Definition of an Option’s Premium

Investopedia says that “an option premium is the income received by an investor who sells or “writes” an option contract to another party.”  Premium may also refer to the current price of an option contract that has yet to expire.  In simple terms, it is the price of an options contract.  An option’s unit of trading or contract size is usually 100 shares of the underlying security, therefore if an option is trading for $5, the aggregate premium would be $500.  The OCC, in “The Characteristics and Risks of Standardized Options,” defines premium as “the price that the holder of an option pays and the writer of an option receives for the rights conveyed by the option.”  The payment goes from the option holder to the option writer.
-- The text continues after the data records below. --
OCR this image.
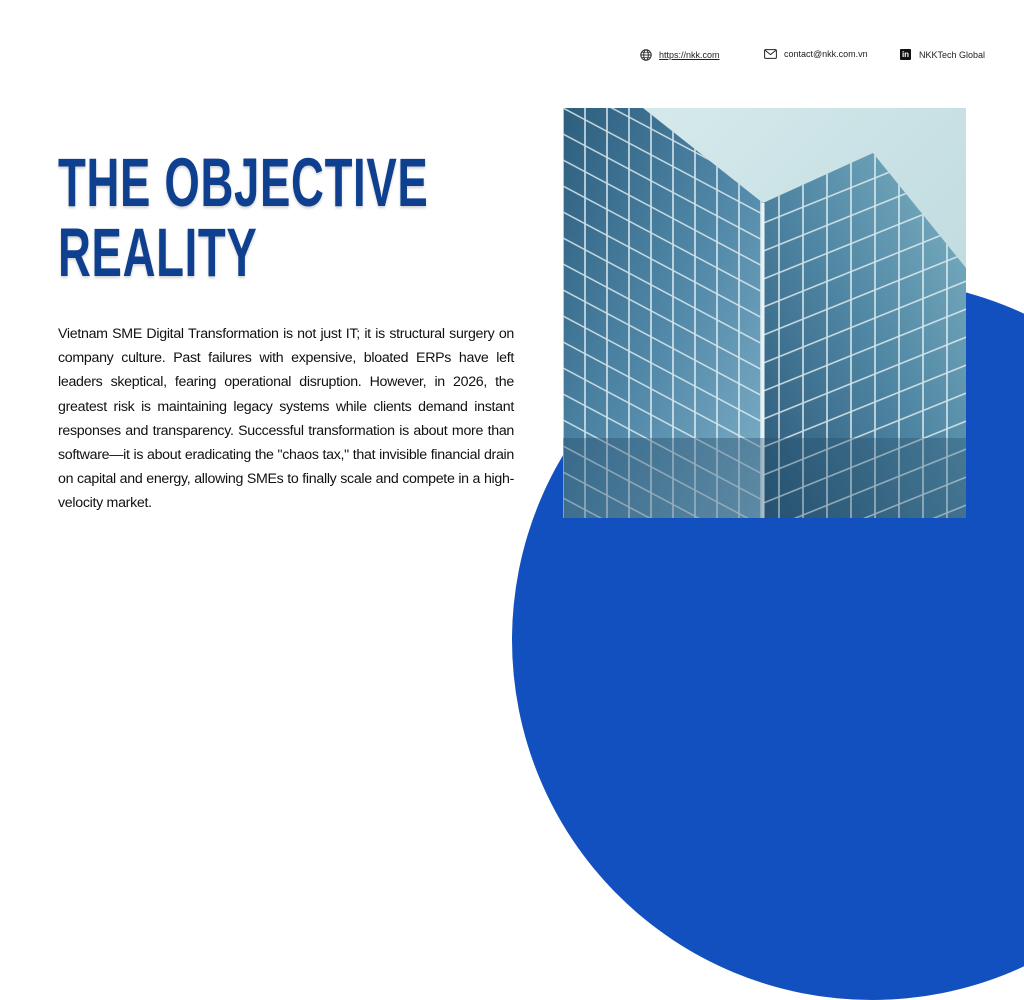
https://nkk.com	contact@nkk.com.vn	in NKKTech Global
THE OBJECTIVE
REALITY

Vietnam SME Digital Transformation is not just IT; it is structural surgery on company culture. Past failures with expensive, bloated ERPs have left leaders skeptical, fearing operational disruption. However, in 2026, the greatest risk is maintaining legacy systems while clients demand instant responses and transparency. Successful transformation is about more than software—it is about eradicating the "chaos tax," that invisible financial drain on capital and energy, allowing SMEs to finally scale and compete in a high-velocity market.
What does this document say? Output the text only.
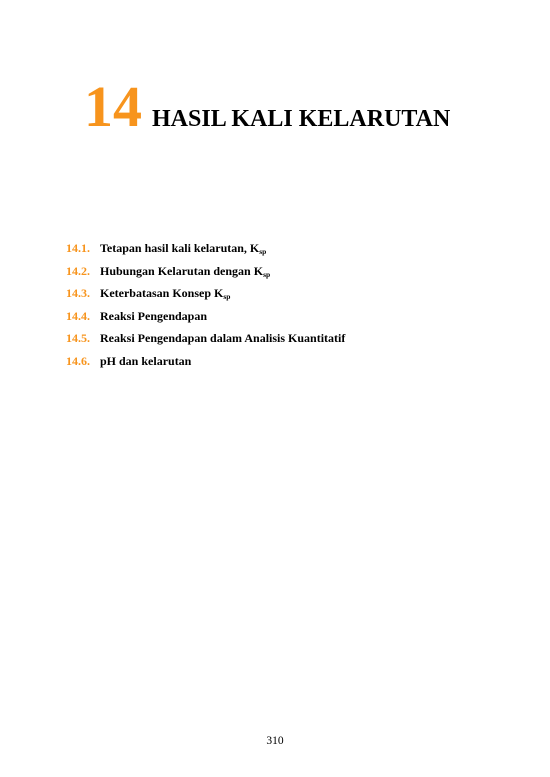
14 HASIL KALI KELARUTAN
14.1. Tetapan hasil kali kelarutan, Ksp
14.2. Hubungan Kelarutan dengan Ksp
14.3. Keterbatasan Konsep Ksp
14.4. Reaksi Pengendapan
14.5. Reaksi Pengendapan dalam Analisis Kuantitatif
14.6. pH dan kelarutan
310
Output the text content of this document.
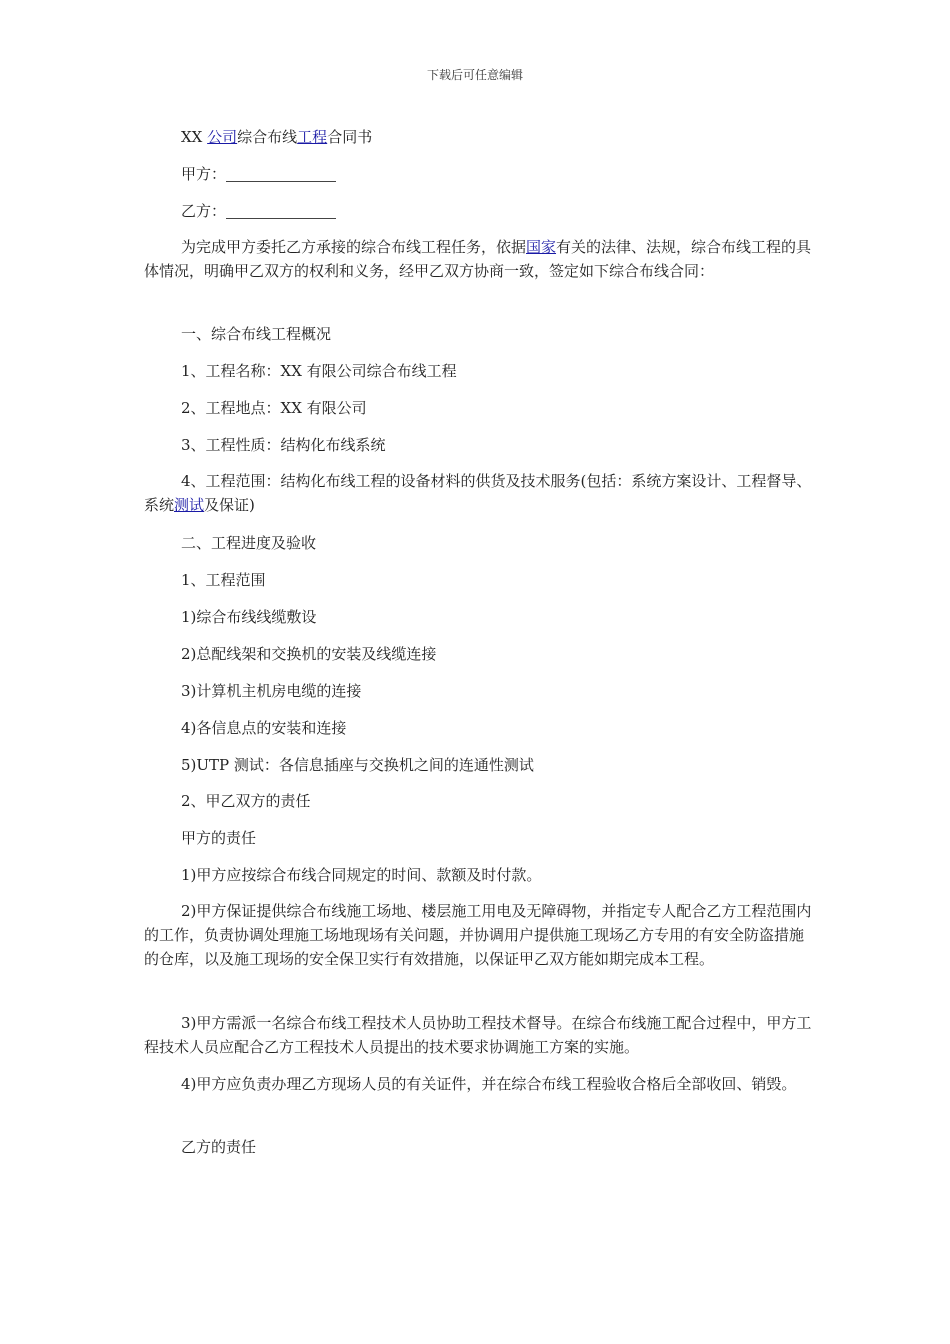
下载后可任意编辑

XX 公司综合布线工程合同书

甲方：

乙方：

为完成甲方委托乙方承接的综合布线工程任务，依据国家有关的法律、法规，综合布线工程的具体情况，明确甲乙双方的权利和义务，经甲乙双方协商一致，签定如下综合布线合同：

一、综合布线工程概况

1、工程名称：XX 有限公司综合布线工程

2、工程地点：XX 有限公司

3、工程性质：结构化布线系统

4、工程范围：结构化布线工程的设备材料的供货及技术服务(包括：系统方案设计、工程督导、系统测试及保证)

二、工程进度及验收

1、工程范围

1)综合布线线缆敷设

2)总配线架和交换机的安装及线缆连接

3)计算机主机房电缆的连接

4)各信息点的安装和连接

5)UTP 测试：各信息插座与交换机之间的连通性测试

2、甲乙双方的责任

甲方的责任

1)甲方应按综合布线合同规定的时间、款额及时付款。

2)甲方保证提供综合布线施工场地、楼层施工用电及无障碍物，并指定专人配合乙方工程范围内的工作，负责协调处理施工场地现场有关问题，并协调用户提供施工现场乙方专用的有安全防盗措施的仓库，以及施工现场的安全保卫实行有效措施，以保证甲乙双方能如期完成本工程。

3)甲方需派一名综合布线工程技术人员协助工程技术督导。在综合布线施工配合过程中，甲方工程技术人员应配合乙方工程技术人员提出的技术要求协调施工方案的实施。

4)甲方应负责办理乙方现场人员的有关证件，并在综合布线工程验收合格后全部收回、销毁。

乙方的责任
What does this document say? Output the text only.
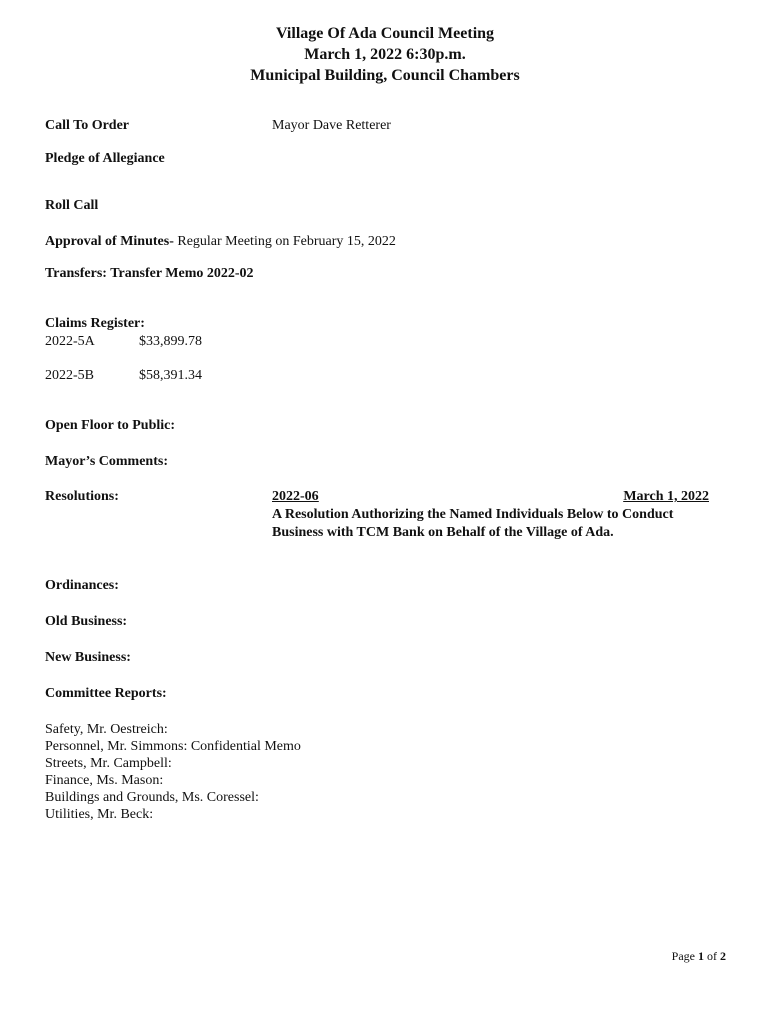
Village Of Ada Council Meeting
March 1, 2022 6:30p.m.
Municipal Building, Council Chambers
Call To Order	Mayor Dave Retterer
Pledge of Allegiance
Roll Call
Approval of Minutes- Regular Meeting on February 15, 2022
Transfers: Transfer Memo 2022-02
Claims Register:
2022-5A	$33,899.78
2022-5B	$58,391.34
Open Floor to Public:
Mayor’s Comments:
Resolutions:	2022-06	March 1, 2022
A Resolution Authorizing the Named Individuals Below to Conduct
Business with TCM Bank on Behalf of the Village of Ada.
Ordinances:
Old Business:
New Business:
Committee Reports:
Safety, Mr. Oestreich:
Personnel, Mr. Simmons: Confidential Memo
Streets, Mr. Campbell:
Finance, Ms. Mason:
Buildings and Grounds, Ms. Coressel:
Utilities, Mr. Beck:
Page 1 of 2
Components of an Option’s Premium

The Options Industry Council (OIC) notes that an option has two main components – intrinsic value and time value.  These terms are defined as follows:

  • Intrinsic Value – Reflects the amount, if any, by which an option is in the money.
  • Time Value – Whatever the premium of the option value is less the intrinsic value.

A Review of Intrinsic Value and Time Value

In order to more firmly understand intrinsic value, we have to go back to the basics of calls and puts.  A call option is in the money when the exercise price is less than the market price (i.e. option holder can purchase stock below market price).  A put option is in the money when the exercise price is Exercise price greater than the market price (i.e. option holder can sell stock above market price).

Here is a graphic that can help visualize these characteristics:

A diagram showing how calls and puts are in the money, at the money, or out of the money.
A diagram of intrinsic value for calls and puts.

If a call is in the money, intrinsic value is calculated as follows:

Intrinsic value = Current stock (market) price – exercise price

If a put is in the money, intrinsic value is calculated as follows:

Intrinsic value = exercise price – current stock (market) price

Time value is derived as follows:

Time value = premium – intrinsic value.

Put another way, as per the OIC, “time value is any premium in excess of the intrinsic value before expiration.  Time value is often explained as the amount an investor is willing to pay for the option above its intrinsic value.”

What Influences an Option’s Premium?

There are numerous factors which influence the premium of an option.  These include:

  • Changes in the current value of the underlying stock.
    • As stock price rises, the premium of a call will increase, the premium of a put will decrease
    • As stock price decreases, the premium of a call will decrease, the premium of a put will increase.

The below table summarizes this relationship

Call option premium Put option premium
Stock price increases Increases Decreases
Stock price decreases Decreases Increases

Other factors that influence the premium of an option are

  • Strike price
  • Time until expiration – for both puts and calls, time value decreases as the option nears expiration
  • The volatility of the underlying stock
  • Other factors such as cash dividends payable on the underlying stock, interest rates, currency exchange rates, the depth of the market for the option, and estimates of future developments that may affect stock price.

How is Premium Paid Out?

Premium is paid from the option buyer (i.e. the option holder) to the option seller (i.e. the option writer).  As an option buyer, you are said to pay a debit to the option writer.  As an option writer, you are said to receive a credit from the option buyer.

The Role of the Options Clearing Corporation

According to its 2017 annual report, the OCC is “the world’s largest clearing organization for equity derivatives.”  The OCC issues, guarantees, and clears all option contracts.  In a nutshell, the OCC is responsible for the system that backs the performance of options.